Basically, you're suggesting that people *understand* and accept that Kindles' primary role is as an Amazon storefront and use it as such, whereas Nook customers are more likely to see it as a vehicle for free content...
Interesting thought...

eBooks is such a new business that nobody really understands how consumers behavior breaks out.

If it holds into the larger population (internet communities being self-selecting samples and all-that) it might explain the puzzling assertions that Nook is a money-losing operation despite its size. By all rights, 29% of the US market *should* be a money maker. But if a portion of that installed base is composed of non-buyers, the razor/blade model falls apart. Trouble lies that way.
I was pretty surprised when I joined the two B&N forums. The most popular thread was the Philly library thread and how to join and discussions of joining other libraries and lending. In talking with people looking at readers and trying to decide, the number one thing they said about nook was, "library access." Not touch, not local store--it was library access over and over. As kindle became library-usable, some of those same conversations appeared on Kindle forums, but NOTHING like the popularity I saw on Nook forums.

When a friend of mine was considering a reader, she wanted a Kindle--but was leaning to the nook because of library books until I mentioned that Kindle had just announced the library lending would be live shortly. She bought the kindle.

COMPLETELY anecdotal evidence, my sales took a pretty big hit when Kindle library lending became available.

I still see the same pattern on the Nook forums that I am on--new threads asking for the best lending groups and that sort of thing. To a lesser degree I see it on Kindle forums although I'd also say that participation in such forums is down by better than half (Some of the newness wearing off, moving on to other things or now that people know the ins and outs, they don't need forums as much.)

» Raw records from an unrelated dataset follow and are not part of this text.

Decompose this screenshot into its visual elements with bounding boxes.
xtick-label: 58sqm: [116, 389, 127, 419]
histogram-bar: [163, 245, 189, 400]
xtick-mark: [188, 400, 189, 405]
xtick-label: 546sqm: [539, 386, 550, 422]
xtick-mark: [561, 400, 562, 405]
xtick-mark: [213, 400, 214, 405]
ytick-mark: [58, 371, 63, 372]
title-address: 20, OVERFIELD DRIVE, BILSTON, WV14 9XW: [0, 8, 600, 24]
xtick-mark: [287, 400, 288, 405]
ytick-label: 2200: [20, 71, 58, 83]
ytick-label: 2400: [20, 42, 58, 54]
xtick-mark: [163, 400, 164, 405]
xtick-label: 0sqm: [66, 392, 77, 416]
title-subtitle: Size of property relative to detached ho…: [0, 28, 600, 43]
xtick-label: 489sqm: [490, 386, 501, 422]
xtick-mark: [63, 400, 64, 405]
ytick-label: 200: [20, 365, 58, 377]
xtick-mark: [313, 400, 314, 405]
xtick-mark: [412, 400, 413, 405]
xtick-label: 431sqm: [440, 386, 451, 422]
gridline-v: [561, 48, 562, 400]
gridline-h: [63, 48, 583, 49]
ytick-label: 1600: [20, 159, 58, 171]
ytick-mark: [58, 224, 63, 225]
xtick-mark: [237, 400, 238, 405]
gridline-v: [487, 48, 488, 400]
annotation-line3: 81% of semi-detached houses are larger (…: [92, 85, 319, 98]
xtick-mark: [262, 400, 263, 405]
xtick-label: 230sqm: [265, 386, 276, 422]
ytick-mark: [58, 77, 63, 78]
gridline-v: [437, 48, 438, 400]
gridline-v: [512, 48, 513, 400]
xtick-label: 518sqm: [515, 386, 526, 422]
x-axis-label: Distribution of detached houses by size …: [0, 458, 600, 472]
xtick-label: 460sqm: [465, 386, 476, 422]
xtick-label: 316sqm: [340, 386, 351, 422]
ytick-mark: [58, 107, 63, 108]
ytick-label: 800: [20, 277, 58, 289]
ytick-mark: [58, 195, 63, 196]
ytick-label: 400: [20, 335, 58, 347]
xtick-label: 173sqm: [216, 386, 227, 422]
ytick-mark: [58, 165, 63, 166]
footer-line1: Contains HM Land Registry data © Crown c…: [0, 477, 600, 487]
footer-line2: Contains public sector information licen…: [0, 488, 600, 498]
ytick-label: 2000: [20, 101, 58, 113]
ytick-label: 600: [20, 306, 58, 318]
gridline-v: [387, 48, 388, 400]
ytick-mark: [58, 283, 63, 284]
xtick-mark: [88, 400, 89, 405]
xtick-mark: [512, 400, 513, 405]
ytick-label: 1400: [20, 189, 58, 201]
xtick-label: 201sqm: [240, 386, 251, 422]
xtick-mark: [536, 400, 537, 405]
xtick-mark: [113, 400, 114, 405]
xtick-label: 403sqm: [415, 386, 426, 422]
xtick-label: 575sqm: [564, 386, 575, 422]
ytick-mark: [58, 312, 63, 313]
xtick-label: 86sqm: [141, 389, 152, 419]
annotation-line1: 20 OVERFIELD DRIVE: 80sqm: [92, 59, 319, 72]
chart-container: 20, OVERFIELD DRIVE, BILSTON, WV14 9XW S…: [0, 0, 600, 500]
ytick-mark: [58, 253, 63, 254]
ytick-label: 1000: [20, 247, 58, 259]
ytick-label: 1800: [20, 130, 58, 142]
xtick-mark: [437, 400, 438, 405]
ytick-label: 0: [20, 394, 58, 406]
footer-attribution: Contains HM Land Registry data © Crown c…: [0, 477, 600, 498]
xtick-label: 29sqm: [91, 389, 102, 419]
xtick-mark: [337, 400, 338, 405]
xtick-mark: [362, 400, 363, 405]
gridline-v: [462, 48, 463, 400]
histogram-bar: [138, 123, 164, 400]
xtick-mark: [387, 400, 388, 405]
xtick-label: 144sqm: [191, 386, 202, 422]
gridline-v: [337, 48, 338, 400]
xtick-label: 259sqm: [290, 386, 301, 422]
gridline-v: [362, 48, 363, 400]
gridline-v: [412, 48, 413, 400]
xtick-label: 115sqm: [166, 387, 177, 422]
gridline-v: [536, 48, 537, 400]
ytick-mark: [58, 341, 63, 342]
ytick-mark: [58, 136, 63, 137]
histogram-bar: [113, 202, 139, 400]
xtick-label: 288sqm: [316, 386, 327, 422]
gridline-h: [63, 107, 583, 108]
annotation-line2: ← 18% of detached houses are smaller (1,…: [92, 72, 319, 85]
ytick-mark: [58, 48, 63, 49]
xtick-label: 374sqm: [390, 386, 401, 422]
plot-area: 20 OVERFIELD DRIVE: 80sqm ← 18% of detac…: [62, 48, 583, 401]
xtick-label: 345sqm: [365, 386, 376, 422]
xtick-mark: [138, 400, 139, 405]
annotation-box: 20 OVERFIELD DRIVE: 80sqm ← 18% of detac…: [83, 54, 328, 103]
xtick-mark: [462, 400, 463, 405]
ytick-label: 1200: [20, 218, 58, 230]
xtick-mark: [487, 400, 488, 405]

So in some ways I think Nook targeted a different kind of reader (intentionally or unintentionally.) The library feature was and still is a big hit. I have another friend who is a Kindle owner. She has been picking up the freebies as they show up in the thousands, but once library lending started, she began reading more on her kindle--instead of checking out physical copies, she gets the Kindle copies. I don't know if she buys less books as a result of the Kindle library feature--she was always a big library user and nothing is likely to change that.

I don't know what it means for the future of Kindles or Nooks--or B&N, but I think from the start Kindle did view the reader as a way to sell content, whereas I'm not sure B&N had a huge plan either way. The fact that they sold less than expected this Christmas doesn't bode particularly well for the company or the e-readers.